In 2014, conservation biologist Moreangels Mbizah watched helplessly as a lion killed a seven-year-old boy in a village near Hwange National Park in Zimbabwe—a tragedy that would reshape her entire career. She had been tracking the animal as part of her PhD research, monitoring its GPS signals across the savannah, when the data revealed it had strayed from its habitat. By the time she and her team arrived at the village, about 30 people stood in a helpless standoff around a bush, watching the lion guard the child's body between its paws. The wildlife authority killed the animal so the boy could be retrieved. "That was a punch in the gut," Mbizah recalls.
Until that moment, she had believed the path to protecting Zimbabwe's dwindling lion population lay in focusing on the animals alone. But standing in that village, she realized she had been solving only half the problem. The real crisis was not lions or people in isolation—it was the collision between them, and the catastrophic losses on both sides when that collision happened.
This insight led Mbizah to found Wildlife Conservation Action (WCA), an organization that reimagines conservation not as a choice between protecting wildlife or people, but as a shared challenge of coexistence. The work has earned her a Whitley award and positioned WCA as a beacon in addressing one of Africa's most intractable problems: human-wildlife conflict in Zimbabwe's Mbire district.

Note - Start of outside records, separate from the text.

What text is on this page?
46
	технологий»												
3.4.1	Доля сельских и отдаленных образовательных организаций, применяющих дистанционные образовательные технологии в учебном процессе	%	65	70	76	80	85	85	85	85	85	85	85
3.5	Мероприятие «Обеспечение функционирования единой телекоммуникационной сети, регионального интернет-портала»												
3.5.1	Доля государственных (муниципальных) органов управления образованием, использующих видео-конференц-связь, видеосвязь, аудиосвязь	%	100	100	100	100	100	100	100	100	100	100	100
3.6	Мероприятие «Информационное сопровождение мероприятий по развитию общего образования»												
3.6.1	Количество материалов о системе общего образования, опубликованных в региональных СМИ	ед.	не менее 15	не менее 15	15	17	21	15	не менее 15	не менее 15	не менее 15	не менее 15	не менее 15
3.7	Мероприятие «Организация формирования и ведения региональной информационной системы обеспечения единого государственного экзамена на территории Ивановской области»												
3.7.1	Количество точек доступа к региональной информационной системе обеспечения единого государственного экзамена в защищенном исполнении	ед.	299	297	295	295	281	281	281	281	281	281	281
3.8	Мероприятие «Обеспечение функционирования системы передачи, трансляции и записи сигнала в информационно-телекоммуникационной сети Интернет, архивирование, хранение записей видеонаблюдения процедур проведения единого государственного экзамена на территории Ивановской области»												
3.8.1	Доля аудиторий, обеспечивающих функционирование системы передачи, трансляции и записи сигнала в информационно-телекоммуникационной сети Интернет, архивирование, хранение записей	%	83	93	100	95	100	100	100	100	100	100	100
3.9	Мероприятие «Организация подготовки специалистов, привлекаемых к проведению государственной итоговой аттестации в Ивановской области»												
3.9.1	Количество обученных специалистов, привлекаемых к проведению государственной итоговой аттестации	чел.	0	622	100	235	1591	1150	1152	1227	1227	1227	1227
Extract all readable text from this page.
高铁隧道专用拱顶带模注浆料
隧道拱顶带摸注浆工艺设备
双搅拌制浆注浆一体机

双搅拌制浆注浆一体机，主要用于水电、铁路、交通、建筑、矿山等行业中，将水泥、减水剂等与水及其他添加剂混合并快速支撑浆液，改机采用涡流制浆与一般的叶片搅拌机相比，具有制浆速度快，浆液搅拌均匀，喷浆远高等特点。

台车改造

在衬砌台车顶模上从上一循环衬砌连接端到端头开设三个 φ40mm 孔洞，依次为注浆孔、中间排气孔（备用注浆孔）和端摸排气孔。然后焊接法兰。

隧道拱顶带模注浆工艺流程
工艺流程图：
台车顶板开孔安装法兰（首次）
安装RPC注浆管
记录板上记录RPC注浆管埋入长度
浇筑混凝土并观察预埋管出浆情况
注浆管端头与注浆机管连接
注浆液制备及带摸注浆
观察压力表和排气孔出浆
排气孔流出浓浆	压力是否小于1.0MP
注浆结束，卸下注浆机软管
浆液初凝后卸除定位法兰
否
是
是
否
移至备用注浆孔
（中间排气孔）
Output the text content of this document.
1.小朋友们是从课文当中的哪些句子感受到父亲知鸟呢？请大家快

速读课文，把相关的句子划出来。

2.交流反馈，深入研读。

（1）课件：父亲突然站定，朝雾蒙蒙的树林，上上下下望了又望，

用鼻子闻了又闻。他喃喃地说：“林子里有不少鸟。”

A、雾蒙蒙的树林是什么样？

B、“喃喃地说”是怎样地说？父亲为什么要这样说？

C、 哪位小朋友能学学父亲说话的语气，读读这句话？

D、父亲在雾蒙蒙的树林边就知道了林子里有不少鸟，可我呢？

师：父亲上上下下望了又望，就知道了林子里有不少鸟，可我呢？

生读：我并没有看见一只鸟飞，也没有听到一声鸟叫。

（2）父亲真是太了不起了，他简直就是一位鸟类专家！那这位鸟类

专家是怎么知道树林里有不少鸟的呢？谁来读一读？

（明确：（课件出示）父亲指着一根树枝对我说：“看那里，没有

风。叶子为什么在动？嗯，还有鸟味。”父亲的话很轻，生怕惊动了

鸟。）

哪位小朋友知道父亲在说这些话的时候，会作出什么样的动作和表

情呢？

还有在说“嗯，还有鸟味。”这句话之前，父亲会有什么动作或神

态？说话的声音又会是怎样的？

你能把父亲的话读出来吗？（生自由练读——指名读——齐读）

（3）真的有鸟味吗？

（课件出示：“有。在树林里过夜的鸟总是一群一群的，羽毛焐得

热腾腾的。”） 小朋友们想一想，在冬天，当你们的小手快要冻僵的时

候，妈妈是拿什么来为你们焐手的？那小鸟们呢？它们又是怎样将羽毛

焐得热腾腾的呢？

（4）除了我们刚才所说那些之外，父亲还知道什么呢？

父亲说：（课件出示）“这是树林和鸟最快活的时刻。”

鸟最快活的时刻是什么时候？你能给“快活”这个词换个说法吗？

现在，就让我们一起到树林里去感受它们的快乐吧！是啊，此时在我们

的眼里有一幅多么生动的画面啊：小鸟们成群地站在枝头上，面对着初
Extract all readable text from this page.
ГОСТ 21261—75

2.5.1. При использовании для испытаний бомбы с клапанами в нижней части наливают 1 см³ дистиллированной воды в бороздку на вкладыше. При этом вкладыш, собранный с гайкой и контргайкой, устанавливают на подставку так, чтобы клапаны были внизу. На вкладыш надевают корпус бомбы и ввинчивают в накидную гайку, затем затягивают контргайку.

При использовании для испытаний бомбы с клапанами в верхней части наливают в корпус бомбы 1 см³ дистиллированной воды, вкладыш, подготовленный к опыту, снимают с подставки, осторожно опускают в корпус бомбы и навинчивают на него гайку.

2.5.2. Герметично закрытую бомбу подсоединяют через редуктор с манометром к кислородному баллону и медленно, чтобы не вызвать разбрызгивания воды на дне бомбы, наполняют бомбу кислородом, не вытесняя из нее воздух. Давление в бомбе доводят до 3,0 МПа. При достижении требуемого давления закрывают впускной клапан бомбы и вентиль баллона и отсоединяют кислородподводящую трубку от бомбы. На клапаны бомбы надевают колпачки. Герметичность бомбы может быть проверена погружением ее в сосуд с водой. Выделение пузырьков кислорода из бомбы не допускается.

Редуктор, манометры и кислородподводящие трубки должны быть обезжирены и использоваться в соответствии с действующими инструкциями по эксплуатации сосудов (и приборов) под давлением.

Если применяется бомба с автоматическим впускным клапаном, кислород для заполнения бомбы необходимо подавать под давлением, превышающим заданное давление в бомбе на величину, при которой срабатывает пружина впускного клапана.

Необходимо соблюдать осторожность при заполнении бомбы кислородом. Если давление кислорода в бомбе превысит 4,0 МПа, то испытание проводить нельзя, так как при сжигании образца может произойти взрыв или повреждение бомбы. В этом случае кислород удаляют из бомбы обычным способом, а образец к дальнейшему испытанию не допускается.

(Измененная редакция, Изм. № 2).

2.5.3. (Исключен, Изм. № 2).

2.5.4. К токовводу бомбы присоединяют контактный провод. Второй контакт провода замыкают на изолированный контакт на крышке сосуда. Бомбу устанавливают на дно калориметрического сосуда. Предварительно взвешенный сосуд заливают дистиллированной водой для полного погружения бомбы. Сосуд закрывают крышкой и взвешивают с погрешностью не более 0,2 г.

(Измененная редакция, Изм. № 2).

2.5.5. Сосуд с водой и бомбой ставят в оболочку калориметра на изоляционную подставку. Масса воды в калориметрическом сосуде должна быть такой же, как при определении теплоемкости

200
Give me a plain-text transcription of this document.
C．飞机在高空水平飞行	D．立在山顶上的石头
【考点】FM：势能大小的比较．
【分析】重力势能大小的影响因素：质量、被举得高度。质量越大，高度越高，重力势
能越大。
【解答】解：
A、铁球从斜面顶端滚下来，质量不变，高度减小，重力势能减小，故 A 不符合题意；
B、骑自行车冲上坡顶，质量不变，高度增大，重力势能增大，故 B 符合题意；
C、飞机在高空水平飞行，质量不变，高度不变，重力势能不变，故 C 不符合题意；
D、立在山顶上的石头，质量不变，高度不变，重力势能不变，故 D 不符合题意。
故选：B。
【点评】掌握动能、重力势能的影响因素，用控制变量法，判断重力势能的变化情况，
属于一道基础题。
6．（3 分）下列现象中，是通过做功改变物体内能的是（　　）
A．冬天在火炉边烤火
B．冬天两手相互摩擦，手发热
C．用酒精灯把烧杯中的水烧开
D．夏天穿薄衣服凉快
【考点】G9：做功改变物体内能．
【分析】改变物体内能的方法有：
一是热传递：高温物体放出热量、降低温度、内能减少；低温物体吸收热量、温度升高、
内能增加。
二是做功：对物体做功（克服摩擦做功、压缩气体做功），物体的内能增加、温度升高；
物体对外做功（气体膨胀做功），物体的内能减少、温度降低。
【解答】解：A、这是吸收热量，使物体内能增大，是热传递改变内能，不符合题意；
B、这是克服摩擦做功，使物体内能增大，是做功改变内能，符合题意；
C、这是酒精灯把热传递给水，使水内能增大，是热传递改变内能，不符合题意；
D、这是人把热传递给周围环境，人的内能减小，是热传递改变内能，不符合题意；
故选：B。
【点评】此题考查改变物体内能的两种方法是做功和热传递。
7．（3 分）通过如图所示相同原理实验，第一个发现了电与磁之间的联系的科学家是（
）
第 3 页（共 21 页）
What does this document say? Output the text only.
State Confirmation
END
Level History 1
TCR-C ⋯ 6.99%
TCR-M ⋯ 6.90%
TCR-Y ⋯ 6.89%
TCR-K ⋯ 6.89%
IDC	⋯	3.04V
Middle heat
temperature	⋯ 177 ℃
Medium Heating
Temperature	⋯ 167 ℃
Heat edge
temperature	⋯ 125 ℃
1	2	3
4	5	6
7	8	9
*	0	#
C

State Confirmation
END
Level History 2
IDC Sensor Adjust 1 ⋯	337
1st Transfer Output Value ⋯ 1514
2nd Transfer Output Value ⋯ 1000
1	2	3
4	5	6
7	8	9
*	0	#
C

The numbers tell the story of why this matters. Across Africa, lions have lost up to 90 percent of their historic range, with fewer than 20,000 remaining in the wild. As human populations expand and habitats shrink, lions increasingly move beyond protected areas in search of food. For rural communities in Zimbabwe's mid-Zambezi valley, a vast biodiverse corridor linking Zimbabwe, Zambia, and Mozambique, the stakes are personal and economic. A cow is worth $300; a goat, $30. When these animals are killed by predators, or when elephants trample crops, communities often retaliate by killing the wildlife. "In that case, we have losses on both sides," Mbizah explains. "People lose, wildlife loses—and that's what HWC looks like."
WCA's solution centers on community leadership rather than top-down intervention. The organization has trained local people as community guardians who monitor GPS signals indicating when predators are nearby, allowing villages to safeguard their herds before conflict occurs. Equally innovative is the mobile boma—a livestock enclosure wrapped in opaque plastic. "When the lion comes, it won't see the cattle. They can smell them, they can hear them—but because they can't see, they won't attack," Mbizah says. "We have seen that these mobile bomas have been 100% effective in protecting livestock."
The results have been striking. Human-wildlife conflict incidents in Mbire have fallen by as much as 98 percent. WCA's work now spans 2.6 million hectares of the Zambezi valley, protecting nearly 18,000 livestock worth an estimated $2.3 million.
Mbizah, 42, grew up in Chiredzi, a small town in southeast Zimbabwe, far from wildlife. Her breakthrough came at 25, watching impalas jump and zebras graze—a moment that felt like awakening. She recognized a gap that needed filling: no Black African woman had founded a conservation organization in Zimbabwe. Today, part of WCA's mission includes mentoring young female African conservationists, ensuring that the loneliness of her journey need not be replicated. "This has been my story," she says, "but it doesn't have to be the story of everyone coming after me."